Improvements seen at Port of Durban owing to decongestion task team
In response to ongoing challenges with heavy truck traffic congestion, attributed mainly to operational inefficiencies at the container terminal, the multidisciplinary Port of Durban Decongestion Task Team was formed late last year. It comprises various private sector and government agencies with an interest in the port system and has a clear mandate of coordinating efforts to decongest the port.
Participants include representatives from State-owned entity Transnet, the Department of Public Enterprises, the KwaZulu-Natal provincial government, the eThekwini municipality, the Durban Metro Police, the South African Police Service, organised business through the Durban Chamber of Commerce and Industry, the South African Association of Ship Operators and Agents and the South African Association of Freight Forwarders (SAAFF), as well as representatives from the shipping lines, trucking fraternity, depot operators and other industry associations and bodies.
Port of Durban GM Moshe Motlohi, who leads the task team, says the task team meets fortnightly and, through nine targeted work streams, it has “adopted an integrated approach to tackle the root causes of Bayhead traffic-related congestion in the precinct and ensure improved coordination, planning, operations, cargo flows and capacity”.

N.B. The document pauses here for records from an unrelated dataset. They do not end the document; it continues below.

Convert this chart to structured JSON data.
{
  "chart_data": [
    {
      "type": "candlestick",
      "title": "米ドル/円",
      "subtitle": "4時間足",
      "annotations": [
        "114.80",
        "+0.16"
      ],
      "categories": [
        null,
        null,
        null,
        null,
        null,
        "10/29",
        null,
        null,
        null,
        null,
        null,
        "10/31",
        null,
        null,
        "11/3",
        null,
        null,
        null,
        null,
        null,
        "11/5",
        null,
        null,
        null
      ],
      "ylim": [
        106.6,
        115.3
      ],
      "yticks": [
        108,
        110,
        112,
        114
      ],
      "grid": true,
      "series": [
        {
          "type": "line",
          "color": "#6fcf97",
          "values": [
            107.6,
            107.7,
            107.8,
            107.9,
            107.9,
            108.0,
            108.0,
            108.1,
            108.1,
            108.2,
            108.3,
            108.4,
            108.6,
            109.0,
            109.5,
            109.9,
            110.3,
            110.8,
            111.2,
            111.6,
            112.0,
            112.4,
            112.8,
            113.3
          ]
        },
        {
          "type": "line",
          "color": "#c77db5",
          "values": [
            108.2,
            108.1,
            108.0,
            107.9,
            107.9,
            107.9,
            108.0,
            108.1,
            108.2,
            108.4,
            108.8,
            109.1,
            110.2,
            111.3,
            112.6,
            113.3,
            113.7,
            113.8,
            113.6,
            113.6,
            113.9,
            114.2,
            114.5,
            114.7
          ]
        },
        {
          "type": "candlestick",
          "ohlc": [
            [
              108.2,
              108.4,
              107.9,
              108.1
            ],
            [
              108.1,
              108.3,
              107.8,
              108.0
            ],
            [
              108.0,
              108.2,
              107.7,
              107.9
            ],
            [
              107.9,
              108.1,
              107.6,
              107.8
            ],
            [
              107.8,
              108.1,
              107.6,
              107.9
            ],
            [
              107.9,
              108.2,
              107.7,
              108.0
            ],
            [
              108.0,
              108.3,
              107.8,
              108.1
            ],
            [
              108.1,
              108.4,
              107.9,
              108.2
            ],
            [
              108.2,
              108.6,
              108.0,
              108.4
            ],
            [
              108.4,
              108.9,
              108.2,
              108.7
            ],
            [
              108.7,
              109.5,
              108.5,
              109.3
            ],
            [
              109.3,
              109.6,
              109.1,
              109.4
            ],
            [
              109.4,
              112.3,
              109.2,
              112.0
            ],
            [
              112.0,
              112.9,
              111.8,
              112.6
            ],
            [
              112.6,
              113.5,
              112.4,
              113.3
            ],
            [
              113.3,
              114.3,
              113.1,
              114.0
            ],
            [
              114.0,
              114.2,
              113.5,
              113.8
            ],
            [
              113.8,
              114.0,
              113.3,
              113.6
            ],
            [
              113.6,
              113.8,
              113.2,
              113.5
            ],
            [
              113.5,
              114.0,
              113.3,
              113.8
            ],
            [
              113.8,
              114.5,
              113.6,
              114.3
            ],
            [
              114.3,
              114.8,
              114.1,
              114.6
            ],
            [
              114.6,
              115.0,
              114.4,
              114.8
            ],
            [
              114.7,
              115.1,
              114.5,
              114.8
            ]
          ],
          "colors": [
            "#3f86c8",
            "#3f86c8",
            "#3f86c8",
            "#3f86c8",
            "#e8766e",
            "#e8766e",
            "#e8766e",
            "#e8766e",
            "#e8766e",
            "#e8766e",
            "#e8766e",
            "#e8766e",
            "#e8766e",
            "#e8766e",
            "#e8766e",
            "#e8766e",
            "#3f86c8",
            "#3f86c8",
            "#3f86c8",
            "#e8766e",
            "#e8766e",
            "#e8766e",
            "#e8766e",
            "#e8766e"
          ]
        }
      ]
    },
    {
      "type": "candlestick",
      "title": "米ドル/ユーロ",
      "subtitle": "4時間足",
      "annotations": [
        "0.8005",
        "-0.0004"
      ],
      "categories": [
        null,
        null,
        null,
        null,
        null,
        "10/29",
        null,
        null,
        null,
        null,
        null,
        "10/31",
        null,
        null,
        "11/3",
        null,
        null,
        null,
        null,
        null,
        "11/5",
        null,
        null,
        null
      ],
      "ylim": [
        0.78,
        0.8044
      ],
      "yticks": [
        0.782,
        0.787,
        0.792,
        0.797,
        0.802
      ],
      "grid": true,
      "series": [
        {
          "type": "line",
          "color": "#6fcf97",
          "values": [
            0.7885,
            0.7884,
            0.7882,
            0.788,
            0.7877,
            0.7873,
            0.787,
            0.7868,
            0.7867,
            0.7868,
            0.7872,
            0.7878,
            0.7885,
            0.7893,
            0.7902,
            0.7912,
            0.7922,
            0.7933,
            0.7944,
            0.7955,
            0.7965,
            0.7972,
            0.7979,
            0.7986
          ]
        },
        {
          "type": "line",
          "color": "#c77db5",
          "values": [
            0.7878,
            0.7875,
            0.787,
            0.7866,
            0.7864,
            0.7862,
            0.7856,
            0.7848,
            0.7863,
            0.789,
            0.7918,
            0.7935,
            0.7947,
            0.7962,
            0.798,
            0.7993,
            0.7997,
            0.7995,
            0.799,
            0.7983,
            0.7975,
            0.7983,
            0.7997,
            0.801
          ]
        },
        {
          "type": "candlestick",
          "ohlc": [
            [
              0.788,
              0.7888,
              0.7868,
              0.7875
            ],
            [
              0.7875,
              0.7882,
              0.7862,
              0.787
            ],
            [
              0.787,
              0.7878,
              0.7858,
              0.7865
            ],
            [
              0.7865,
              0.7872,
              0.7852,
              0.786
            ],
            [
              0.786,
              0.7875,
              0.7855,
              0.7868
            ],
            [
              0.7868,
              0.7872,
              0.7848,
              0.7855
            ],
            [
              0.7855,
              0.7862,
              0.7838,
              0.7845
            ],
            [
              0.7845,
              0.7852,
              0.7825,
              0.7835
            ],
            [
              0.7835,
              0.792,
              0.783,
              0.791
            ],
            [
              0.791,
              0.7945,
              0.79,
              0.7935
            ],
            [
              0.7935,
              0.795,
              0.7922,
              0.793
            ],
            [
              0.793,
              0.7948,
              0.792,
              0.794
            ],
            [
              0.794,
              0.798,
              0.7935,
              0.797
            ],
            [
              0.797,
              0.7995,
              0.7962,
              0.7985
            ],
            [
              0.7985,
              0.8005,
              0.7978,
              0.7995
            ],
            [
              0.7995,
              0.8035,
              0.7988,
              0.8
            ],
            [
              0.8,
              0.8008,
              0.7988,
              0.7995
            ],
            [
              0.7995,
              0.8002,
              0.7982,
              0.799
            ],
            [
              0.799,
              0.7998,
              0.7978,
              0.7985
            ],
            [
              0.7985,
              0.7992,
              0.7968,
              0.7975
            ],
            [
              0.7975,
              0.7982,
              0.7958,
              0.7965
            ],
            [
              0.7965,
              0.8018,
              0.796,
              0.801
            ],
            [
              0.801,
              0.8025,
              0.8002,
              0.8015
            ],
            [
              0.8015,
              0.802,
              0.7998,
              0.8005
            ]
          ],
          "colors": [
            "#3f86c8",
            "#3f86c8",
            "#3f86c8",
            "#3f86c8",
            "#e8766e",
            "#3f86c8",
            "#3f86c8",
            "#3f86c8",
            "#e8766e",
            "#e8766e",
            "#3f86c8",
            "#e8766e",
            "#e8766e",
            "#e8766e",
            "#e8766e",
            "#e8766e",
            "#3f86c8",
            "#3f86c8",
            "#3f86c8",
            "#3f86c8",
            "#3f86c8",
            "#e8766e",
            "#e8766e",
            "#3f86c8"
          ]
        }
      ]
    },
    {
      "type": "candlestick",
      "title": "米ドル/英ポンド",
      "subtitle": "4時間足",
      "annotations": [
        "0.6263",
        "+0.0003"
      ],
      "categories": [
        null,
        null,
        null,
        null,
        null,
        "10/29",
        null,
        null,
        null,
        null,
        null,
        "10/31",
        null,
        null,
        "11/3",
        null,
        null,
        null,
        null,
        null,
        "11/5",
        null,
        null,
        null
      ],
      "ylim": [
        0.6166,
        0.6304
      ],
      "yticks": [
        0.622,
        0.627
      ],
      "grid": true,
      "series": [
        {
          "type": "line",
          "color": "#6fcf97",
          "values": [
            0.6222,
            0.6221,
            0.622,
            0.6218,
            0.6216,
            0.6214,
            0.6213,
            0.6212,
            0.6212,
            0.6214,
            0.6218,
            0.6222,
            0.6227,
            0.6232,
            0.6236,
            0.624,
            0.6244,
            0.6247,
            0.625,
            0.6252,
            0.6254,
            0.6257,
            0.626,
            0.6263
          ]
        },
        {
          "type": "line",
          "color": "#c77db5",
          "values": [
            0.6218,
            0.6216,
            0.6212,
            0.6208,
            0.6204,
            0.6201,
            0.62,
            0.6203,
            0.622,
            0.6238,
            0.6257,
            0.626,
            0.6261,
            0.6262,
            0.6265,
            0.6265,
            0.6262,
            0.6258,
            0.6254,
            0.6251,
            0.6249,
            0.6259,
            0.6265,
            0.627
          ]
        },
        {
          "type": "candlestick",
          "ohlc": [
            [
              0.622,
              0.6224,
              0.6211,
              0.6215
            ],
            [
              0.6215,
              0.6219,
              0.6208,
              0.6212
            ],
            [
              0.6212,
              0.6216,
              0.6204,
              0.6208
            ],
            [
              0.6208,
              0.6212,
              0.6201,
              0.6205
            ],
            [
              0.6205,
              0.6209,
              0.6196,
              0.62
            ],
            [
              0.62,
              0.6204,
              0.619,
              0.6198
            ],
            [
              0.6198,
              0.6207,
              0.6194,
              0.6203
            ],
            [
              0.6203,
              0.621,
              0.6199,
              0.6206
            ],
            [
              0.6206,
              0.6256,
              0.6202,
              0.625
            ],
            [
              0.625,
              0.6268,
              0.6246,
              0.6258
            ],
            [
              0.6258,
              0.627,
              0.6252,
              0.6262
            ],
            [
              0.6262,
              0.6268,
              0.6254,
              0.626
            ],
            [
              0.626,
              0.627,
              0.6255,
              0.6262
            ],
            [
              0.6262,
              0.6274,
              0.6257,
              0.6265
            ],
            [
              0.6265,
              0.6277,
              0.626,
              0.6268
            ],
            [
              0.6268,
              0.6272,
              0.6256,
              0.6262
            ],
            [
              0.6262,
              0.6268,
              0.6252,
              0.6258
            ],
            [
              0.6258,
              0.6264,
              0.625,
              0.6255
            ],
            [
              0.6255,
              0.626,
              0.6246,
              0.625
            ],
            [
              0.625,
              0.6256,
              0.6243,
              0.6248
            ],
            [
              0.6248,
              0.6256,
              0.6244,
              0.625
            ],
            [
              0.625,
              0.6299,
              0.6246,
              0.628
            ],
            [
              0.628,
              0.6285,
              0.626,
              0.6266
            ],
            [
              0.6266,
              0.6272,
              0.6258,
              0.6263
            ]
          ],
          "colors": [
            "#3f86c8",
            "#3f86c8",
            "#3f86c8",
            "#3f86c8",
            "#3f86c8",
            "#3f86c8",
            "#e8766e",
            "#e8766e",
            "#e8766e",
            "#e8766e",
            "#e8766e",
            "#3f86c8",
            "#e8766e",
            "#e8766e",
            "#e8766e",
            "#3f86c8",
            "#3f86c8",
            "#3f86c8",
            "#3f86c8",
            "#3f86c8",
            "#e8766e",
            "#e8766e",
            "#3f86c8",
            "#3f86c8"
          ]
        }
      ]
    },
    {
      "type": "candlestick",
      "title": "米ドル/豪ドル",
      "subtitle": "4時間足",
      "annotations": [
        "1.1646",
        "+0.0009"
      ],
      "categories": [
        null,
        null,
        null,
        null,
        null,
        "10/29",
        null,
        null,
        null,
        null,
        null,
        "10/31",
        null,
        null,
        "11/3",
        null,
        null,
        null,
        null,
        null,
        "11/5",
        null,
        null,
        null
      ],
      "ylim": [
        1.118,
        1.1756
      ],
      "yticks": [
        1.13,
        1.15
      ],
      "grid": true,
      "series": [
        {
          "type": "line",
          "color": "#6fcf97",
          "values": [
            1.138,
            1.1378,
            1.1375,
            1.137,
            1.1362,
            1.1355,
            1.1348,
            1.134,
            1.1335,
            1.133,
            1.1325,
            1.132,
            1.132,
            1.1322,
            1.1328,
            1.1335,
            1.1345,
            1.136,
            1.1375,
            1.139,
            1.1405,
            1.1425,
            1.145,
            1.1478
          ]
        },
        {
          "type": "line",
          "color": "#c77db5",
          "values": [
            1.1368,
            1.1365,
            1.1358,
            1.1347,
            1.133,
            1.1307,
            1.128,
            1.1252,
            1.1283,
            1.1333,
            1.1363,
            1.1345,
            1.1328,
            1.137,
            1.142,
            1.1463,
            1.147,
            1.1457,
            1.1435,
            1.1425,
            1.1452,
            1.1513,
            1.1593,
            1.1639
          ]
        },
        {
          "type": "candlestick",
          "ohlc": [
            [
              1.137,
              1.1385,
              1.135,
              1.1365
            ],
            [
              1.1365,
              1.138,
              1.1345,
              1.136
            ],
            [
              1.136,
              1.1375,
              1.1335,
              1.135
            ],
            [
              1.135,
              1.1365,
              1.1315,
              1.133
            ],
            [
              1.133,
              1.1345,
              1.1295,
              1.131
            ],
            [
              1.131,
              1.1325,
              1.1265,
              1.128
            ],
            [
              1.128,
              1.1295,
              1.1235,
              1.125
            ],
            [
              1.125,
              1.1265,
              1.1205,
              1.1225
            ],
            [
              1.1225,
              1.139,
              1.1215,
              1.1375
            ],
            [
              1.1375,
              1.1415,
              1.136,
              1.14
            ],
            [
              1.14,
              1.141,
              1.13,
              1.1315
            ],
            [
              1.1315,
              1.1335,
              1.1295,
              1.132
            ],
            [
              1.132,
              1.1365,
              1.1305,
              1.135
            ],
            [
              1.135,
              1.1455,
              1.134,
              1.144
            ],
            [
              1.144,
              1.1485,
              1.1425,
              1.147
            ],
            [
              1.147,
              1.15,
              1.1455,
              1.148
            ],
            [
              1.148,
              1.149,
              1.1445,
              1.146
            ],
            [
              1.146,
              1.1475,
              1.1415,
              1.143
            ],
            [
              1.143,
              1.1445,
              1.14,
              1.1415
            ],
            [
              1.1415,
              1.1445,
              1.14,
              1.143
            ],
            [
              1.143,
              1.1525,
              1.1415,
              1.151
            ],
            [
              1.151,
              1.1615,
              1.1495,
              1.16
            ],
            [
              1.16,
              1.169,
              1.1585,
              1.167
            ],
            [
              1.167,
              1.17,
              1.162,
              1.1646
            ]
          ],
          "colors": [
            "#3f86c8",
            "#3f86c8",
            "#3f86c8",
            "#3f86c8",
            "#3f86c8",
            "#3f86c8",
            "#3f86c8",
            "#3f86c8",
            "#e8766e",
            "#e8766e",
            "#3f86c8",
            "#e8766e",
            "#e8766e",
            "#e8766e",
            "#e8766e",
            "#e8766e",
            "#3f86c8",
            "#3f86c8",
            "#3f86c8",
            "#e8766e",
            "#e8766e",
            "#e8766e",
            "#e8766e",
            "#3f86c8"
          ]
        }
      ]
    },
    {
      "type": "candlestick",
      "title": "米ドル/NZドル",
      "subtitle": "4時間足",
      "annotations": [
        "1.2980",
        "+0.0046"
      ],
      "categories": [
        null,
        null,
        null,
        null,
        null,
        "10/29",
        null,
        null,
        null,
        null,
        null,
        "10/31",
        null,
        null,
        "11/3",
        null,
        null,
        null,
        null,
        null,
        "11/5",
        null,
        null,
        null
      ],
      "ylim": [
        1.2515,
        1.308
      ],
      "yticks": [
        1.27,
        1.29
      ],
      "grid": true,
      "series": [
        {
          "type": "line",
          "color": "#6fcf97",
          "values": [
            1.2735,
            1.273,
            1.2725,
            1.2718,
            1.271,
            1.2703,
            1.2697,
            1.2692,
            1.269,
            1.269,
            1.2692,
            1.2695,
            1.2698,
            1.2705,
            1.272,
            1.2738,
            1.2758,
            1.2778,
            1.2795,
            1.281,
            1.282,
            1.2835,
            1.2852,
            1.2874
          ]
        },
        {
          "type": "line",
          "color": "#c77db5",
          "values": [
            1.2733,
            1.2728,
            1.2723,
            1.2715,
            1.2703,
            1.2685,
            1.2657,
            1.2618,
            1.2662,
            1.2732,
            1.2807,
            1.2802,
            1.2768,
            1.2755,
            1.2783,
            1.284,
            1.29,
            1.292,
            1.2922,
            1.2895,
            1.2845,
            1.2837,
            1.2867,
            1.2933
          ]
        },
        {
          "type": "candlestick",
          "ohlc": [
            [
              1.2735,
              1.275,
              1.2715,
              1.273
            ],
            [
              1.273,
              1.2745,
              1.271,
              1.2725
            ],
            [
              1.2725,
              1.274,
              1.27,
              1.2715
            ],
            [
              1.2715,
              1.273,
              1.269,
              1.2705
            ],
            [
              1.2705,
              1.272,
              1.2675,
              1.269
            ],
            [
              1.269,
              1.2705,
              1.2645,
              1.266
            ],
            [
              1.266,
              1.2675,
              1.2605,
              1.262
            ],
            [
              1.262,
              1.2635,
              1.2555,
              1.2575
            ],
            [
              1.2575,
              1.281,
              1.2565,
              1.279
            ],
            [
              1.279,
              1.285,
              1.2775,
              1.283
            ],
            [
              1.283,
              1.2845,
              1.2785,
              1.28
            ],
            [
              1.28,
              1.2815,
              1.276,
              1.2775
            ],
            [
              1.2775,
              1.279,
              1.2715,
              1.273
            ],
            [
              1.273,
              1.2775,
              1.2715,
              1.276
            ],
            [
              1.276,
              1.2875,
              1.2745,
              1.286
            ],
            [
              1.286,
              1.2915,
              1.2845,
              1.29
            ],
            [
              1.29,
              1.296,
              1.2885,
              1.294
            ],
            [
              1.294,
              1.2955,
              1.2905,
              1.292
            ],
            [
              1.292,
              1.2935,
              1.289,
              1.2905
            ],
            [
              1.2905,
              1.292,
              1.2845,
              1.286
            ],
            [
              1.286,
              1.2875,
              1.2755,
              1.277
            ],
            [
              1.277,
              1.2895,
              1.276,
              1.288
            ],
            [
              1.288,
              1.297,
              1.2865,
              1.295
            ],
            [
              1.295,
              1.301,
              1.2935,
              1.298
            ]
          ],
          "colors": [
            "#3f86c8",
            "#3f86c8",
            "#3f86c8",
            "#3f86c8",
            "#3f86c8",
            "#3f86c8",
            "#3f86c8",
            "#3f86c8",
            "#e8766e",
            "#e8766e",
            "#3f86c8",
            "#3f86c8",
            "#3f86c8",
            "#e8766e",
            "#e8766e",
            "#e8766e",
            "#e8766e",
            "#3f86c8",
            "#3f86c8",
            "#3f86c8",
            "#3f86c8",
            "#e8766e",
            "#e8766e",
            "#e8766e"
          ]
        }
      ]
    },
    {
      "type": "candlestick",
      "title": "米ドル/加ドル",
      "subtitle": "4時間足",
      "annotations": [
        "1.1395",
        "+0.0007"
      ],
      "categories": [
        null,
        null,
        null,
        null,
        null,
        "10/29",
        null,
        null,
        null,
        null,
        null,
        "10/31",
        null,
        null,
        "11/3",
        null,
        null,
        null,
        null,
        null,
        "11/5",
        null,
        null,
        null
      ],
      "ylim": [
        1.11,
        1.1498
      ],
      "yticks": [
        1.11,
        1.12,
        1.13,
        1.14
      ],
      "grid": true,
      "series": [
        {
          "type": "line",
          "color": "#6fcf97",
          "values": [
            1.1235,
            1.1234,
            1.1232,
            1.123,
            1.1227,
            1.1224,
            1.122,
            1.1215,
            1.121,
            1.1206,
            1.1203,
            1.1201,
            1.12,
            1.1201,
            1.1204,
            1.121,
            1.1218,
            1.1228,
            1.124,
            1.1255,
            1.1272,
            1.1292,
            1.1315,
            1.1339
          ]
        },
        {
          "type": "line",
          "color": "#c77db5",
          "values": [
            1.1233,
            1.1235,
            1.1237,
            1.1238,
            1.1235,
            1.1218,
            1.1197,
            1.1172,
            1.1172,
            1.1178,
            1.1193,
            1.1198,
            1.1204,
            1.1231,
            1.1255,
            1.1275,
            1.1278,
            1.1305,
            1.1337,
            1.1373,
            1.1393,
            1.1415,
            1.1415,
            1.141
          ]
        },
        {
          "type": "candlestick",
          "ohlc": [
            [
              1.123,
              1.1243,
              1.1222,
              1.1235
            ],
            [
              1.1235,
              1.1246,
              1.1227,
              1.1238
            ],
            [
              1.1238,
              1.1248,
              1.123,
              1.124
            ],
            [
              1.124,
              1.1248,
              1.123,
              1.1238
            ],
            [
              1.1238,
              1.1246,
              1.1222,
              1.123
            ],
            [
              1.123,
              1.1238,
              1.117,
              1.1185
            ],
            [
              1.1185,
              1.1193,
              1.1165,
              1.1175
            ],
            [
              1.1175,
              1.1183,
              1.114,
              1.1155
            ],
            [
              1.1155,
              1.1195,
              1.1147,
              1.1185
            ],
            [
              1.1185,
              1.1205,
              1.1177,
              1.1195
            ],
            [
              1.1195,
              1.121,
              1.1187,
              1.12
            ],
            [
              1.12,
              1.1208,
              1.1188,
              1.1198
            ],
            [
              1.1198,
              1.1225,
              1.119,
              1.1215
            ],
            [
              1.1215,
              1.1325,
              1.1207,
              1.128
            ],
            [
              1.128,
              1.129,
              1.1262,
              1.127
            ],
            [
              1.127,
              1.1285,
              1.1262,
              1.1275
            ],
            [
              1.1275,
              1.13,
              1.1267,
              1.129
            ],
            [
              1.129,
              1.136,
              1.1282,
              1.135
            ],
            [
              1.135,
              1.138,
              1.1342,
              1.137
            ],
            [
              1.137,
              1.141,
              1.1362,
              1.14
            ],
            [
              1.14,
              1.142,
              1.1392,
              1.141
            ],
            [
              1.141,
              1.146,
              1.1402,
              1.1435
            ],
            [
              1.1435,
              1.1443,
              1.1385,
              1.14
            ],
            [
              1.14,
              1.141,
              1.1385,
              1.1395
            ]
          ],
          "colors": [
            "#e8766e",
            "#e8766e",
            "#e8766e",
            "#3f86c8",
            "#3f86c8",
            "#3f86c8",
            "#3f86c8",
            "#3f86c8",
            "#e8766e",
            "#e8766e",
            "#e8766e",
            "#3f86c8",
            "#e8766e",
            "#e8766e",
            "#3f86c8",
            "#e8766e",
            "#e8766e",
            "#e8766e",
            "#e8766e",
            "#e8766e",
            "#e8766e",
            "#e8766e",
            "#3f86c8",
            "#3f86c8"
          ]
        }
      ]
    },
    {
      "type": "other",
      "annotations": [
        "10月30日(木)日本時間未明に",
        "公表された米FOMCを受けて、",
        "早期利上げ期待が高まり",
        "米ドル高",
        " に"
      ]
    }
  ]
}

This follows after Transnet recognised a need to change its model of engagement with its stakeholders where decongesting the port is concerned.
According to Motlohi, role-players have already agreed to a number of initiatives aimed at improving the flow of containers into and out of the port so that delays are minimised, predictability is optimised and the port is ultimately decongested.
“It has been encouraging to see improvements in key measures of efficiency including ship waiting time, ship turnaround time, reduced truck turnaround time and staging times, improved fluidity on Bayhead road leading into the container terminals and improved rail turnaround time,” he comments.
SAAFF Harbour Carriers division chairperson Sue Moodley says the engagement sessions have been “very interactive and informative”, and that they have been enlightening “as there are many streams which contribute to the narrative, and this project is starting to take the direction it was designed for”.
“We also have recognised that the feedback provided over the weeks is being noted, and this has created much improvement to the truck booking system and the quality of reports which are being provided to the trucking industry. There is still much more work that needs to be done by the larger logistics community, and these gaps have been identified and highlighted to incorporate the wider logistics community,” she adds.